Kant espone la sua visione del bello in generale nella Critica della capacità di giudizio, un saggio del 1790 che si presenta come analisi dell’estetica e della sua funzione. Il filosofo prussiano pone l’artista non più in una prospettiva di sottomissione alla divinità, ma gli conferisce un ruolo attivo nel processo di creazione dell’opera d’arte. In particolare, egli si propone come messaggero tramite i suoi lavori di un’idea, un concetto, un modo di pensare e così via. Inoltre, per Kant, l’”apprendistato” che l’artista ha seguito per diventare tale deve essere rimodellato per dare vita ad un’arte nuova, originale, il “genio” differente da individuo a individuo. I concetti che si possono esprimere tramite le opere prendono il nome di “idee estetiche”, rintracciabili in soluzioni che l’artista sceglie di inserire per comunicare meglio il suo messaggio (esempio per tutti è La libertà che guida il popolo di Delacroix). Se nelle opere è poi raffigurata un’immagine che susciti in noi contemporaneamente attrazione e paura allora ci troveremo di fronte al sublime, sensazione che svela tratti di quel mondo noumenico inaccessibile all’intelletto.
Schelling, filosofo idealista del primo Ottocento, considera l’arte come una delle più alte forme di conoscenza che aiutano l’uomo a comprendere meglio la struttura del mondo. Ricordandoci della duplice faccia del reale, composto da libertà e necessità, da intelletto e natura, l’arte riassume in essa questa dicotomia di fondo, ponendo nell’artista il soggetto attivo e nell’opera la materia passiva cui dare forma. Ritorna la concezione di genio kantiano, stavolta con la funzione quasi platonica di tramite tra divino e umano, non più contenitore vuoto e strumento di conoscenza, ma egli stesso artefice con la sua bravura e dispensatore di sapienza. Per questo motivo Schelling definisce l’arte “l’organo della filosofia”.
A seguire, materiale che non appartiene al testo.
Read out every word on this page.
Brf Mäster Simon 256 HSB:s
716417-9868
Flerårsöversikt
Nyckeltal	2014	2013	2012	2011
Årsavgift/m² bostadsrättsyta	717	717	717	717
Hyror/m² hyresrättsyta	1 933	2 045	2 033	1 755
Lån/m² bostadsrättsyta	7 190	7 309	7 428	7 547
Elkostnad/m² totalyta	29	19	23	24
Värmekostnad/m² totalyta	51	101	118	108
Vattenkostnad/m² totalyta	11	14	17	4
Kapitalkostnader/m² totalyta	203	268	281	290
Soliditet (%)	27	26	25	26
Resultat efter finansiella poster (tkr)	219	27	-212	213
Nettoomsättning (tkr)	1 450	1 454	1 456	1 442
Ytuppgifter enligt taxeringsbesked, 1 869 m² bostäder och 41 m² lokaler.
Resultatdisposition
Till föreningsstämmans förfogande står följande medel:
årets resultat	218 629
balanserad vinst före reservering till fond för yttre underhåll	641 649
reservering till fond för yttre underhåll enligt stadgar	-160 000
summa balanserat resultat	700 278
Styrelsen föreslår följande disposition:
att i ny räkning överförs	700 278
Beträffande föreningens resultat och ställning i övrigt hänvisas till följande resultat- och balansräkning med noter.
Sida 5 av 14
Per concludere, l’arco di tempo prescelto mostra come una tematica affascinante e sfuggente come l’arte abbia dato origine ad una così grande e duratura meditazione. Da imitazione si è considerata aspirazione all’infinito, messaggio di verità e di idee. L’arte, nella mia opinione, in realtà assume tutte queste valenze e non una in particolare: è elevazione dell’animo, espressione di una visione del mondo, condivisione di un parere, esternazione dei moti della nostra interiorità, sfogo del pennello della nostra immaginazione su un supporto bianco e non solo. Con l’arte si possono attuare, insomma, numerosi processi creativi che portano alla realizzazione di opere emozionanti e utili, di concretizzazione di opinioni e di idee. A noi sta la scelta di volerla intendere come fine a sé stessa o di diventare tutt’uno con essa, dialogando con l’opera e ponendoci in una condizione al di là del tempo e dello spazio, come affermava Schopenhauer, per acquisire la conoscenza. Credo che l’arte, alla fine, sia questo: una summa di intenti che diventano realtà grazie all’opera del genio o più semplicemente di un individuo che abbia fatto germogliare in sé il seme di un qualcosa che ci appartiene e che, sebbene indefinito e mutevole, sentiamo e sentiremo sempre come nostro.